FINRA fines Arive Capital Markets for violating telemarketing restrictions
Arive Capital Markets has agreed to pay a fine of $300,000 as a part of a settlement with the Financial Industry Regulatory Authority (FINRA).
From August 2016 to June 2020, the firm failed to establish, maintain, and enforce a supervisory system, including written supervisory procedures (WSPs), reasonably designed to achieve compliance with the suitability requirements of FINRA Rule 2111 as they pertain to excessive trading.
As a result, Arive failed to reasonably identify or address red flags of excessive trading in 12 customer accounts that caused the customers to pay a total of nearly $640,000 in commissions, costs, and margin interest. By this conduct, Arive violated FINRA Rules 3110 and 2010.

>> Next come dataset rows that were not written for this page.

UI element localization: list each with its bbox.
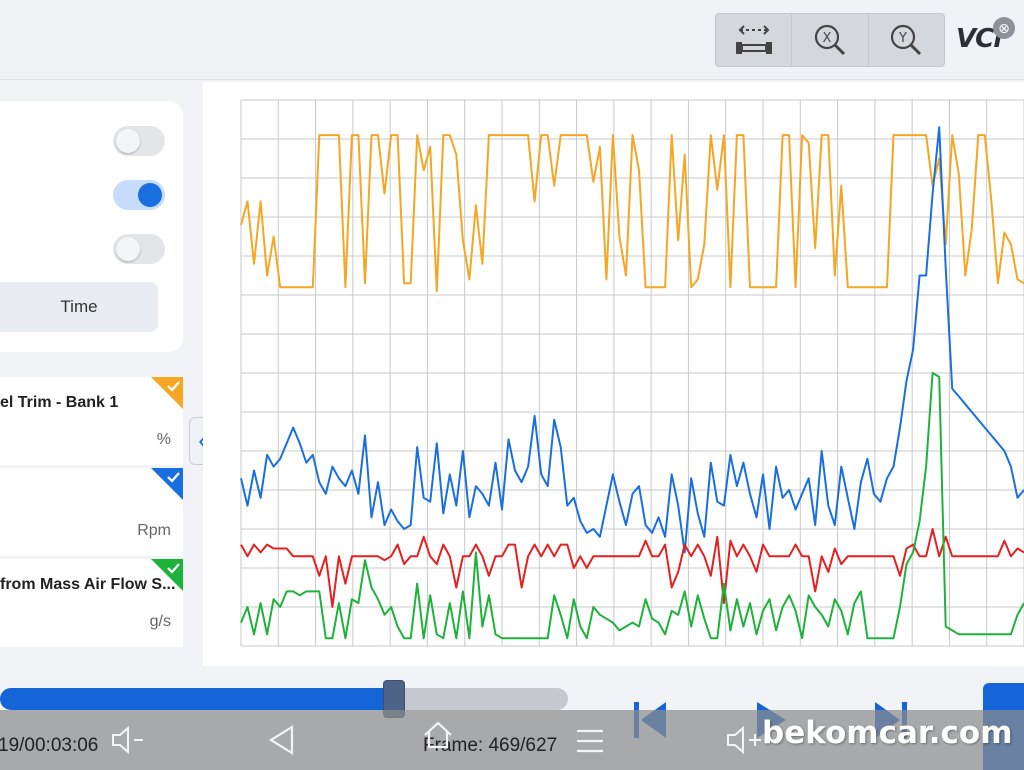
back-icon[interactable]: [266, 724, 298, 756]
parameter-card-fuel-trim[interactable]: el Trim - Bank 1 %: [0, 377, 183, 465]
playback-time: 19/00:03:06: [0, 735, 99, 756]
parameter-unit: %: [156, 431, 171, 448]
volume-up-icon[interactable]: [725, 725, 765, 755]
x-zoom-letter: X: [823, 31, 832, 46]
parameter-unit: Rpm: [137, 522, 171, 539]
y-zoom-button[interactable]: Y: [869, 14, 944, 66]
series-line-1: [240, 134, 1024, 293]
toggle-knob: [138, 183, 162, 207]
parameter-name: from Mass Air Flow S...: [0, 576, 176, 593]
series-line-4: [240, 372, 1024, 640]
toggle-knob: [116, 237, 140, 261]
parameter-card-rpm[interactable]: Rpm: [0, 468, 183, 556]
menu-icon[interactable]: [574, 726, 606, 756]
display-settings-card: s Time: [0, 101, 183, 352]
playback-progress-fill: [0, 688, 392, 710]
selected-check-icon: [151, 468, 183, 500]
live-data-graph[interactable]: [203, 82, 1024, 666]
parameter-card-maf[interactable]: from Mass Air Flow S... g/s: [0, 559, 183, 647]
settings-toggle-2[interactable]: [113, 180, 165, 210]
parameter-name: el Trim - Bank 1: [0, 394, 119, 411]
y-zoom-icon: Y: [891, 24, 922, 56]
x-zoom-icon: X: [814, 24, 846, 56]
time-axis-button[interactable]: Time: [0, 282, 158, 332]
fit-range-icon: [735, 25, 772, 54]
y-zoom-letter: Y: [898, 31, 907, 46]
home-icon[interactable]: [422, 720, 454, 750]
playback-progress-track[interactable]: [0, 688, 568, 710]
x-zoom-button[interactable]: X: [792, 14, 869, 66]
vci-disconnect-icon[interactable]: ⊗: [993, 17, 1015, 39]
fit-range-button[interactable]: [716, 14, 793, 66]
settings-toggle-1[interactable]: [113, 126, 165, 156]
parameter-unit: g/s: [149, 613, 171, 630]
series-line-2: [240, 126, 1024, 554]
watermark-text: bekomcar.com: [762, 715, 1013, 751]
graph-panel[interactable]: [203, 82, 1024, 666]
chart-tool-group: X Y: [715, 13, 945, 67]
settings-toggle-3[interactable]: [113, 234, 165, 264]
volume-down-icon[interactable]: [110, 725, 146, 755]
toggle-knob: [116, 129, 140, 153]
top-toolbar: X Y VCi ⊗: [0, 0, 1024, 80]
selected-check-icon: [151, 377, 183, 409]
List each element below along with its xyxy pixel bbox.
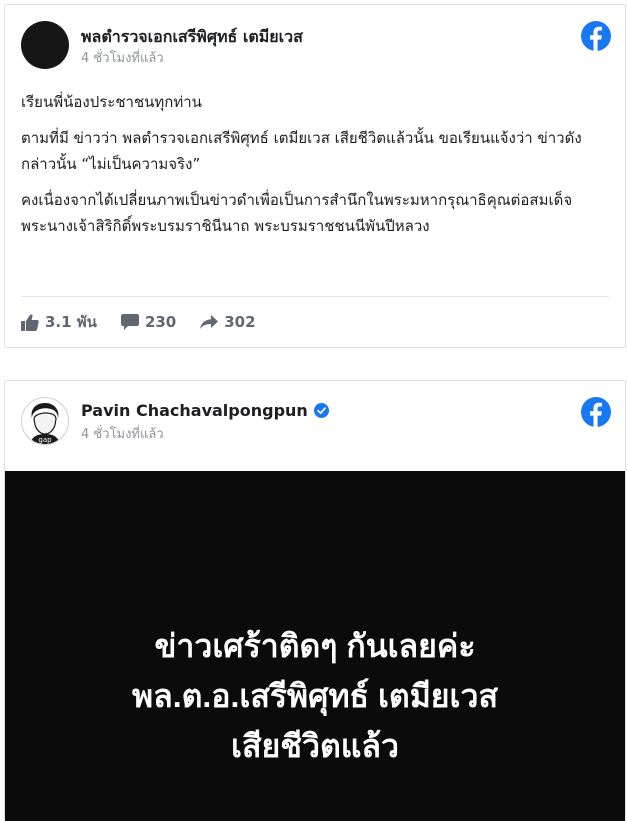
like-count[interactable]: 3.1 พัน — [21, 310, 97, 334]
media-caption-line: ข่าวเศร้าติดๆ กันเลยค่ะ — [154, 628, 476, 664]
verified-badge-icon — [313, 403, 329, 418]
post-body: เรียนพี่น้องประชาชนทุกท่าน ตามที่มี ข่าว… — [21, 89, 605, 249]
share-arrow-icon — [200, 315, 219, 329]
engagement-bar: 3.1 พัน 230 302 — [21, 311, 256, 333]
share-count[interactable]: 302 — [200, 313, 256, 331]
post-card: gap Pavin Chachavalpongpun 4 ชั่วโมงที่แ… — [4, 380, 626, 821]
avatar[interactable]: gap — [21, 397, 69, 445]
avatar[interactable] — [21, 21, 69, 69]
facebook-icon[interactable] — [581, 397, 611, 427]
post-media-image[interactable]: ข่าวเศร้าติดๆ กันเลยค่ะ พล.ต.อ.เสรีพิศุท… — [5, 471, 625, 821]
media-caption-line: พล.ต.อ.เสรีพิศุทธ์ เตมียเวส — [132, 678, 498, 714]
media-caption: ข่าวเศร้าติดๆ กันเลยค่ะ พล.ต.อ.เสรีพิศุท… — [5, 621, 625, 771]
post-timestamp[interactable]: 4 ชั่วโมงที่แล้ว — [81, 423, 164, 444]
post-author-name: Pavin Chachavalpongpun — [81, 401, 308, 420]
avatar-text: gap — [38, 436, 52, 444]
post-author[interactable]: Pavin Chachavalpongpun — [81, 401, 329, 420]
divider — [21, 296, 609, 297]
thumbs-up-icon — [21, 314, 39, 331]
avatar-illustration: gap — [22, 398, 68, 444]
media-caption-line: เสียชีวิตแล้ว — [231, 728, 399, 764]
comment-icon — [120, 314, 139, 330]
comment-count[interactable]: 230 — [120, 313, 177, 331]
post-card: พลตำรวจเอกเสรีพิศุทธ์ เตมียเวส 4 ชั่วโมง… — [4, 4, 626, 348]
share-count-text: 302 — [224, 313, 256, 331]
post-timestamp[interactable]: 4 ชั่วโมงที่แล้ว — [81, 47, 164, 68]
like-count-text: 3.1 พัน — [45, 313, 97, 331]
post-paragraph: เรียนพี่น้องประชาชนทุกท่าน — [21, 93, 202, 111]
post-paragraph: คงเนื่องจากได้เปลี่ยนภาพเป็นข่าวดำเพื่อเ… — [21, 191, 573, 235]
facebook-icon[interactable] — [581, 21, 611, 51]
comment-count-text: 230 — [144, 313, 177, 331]
post-paragraph: ตามที่มี ข่าวว่า พลตำรวจเอกเสรีพิศุทธ์ เ… — [21, 129, 582, 173]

From June 2018 through February 2019, the firm failed to establish, maintain, and enforce a supervisory system, including WSPs, reasonably designed to achieve compliance with the requirements of FINRA Rule 3230 regarding telemarketing.
Between June 2018 and February 2019, the firm routinely violated the telemarketing rules. Representatives made over 60,000 outbound calls to over 20,000 telephone numbers listed on the national do-not-call registry. On at least 27 instances during the relevant period, representatives at the branch office made outbound calls to telephone numbers on the firm’s do-not-call list.
In at least 32 instances, representatives made outbound telemarketing calls before 8 a.m. or after 9 p.m. local time.
By this conduct, Arive violated FINRA Rules 3230, 3110 and 2010.
On top of the $300,000 fine, the firm has agreed to a censure and to pay restitution of $594,928.74, plus interest.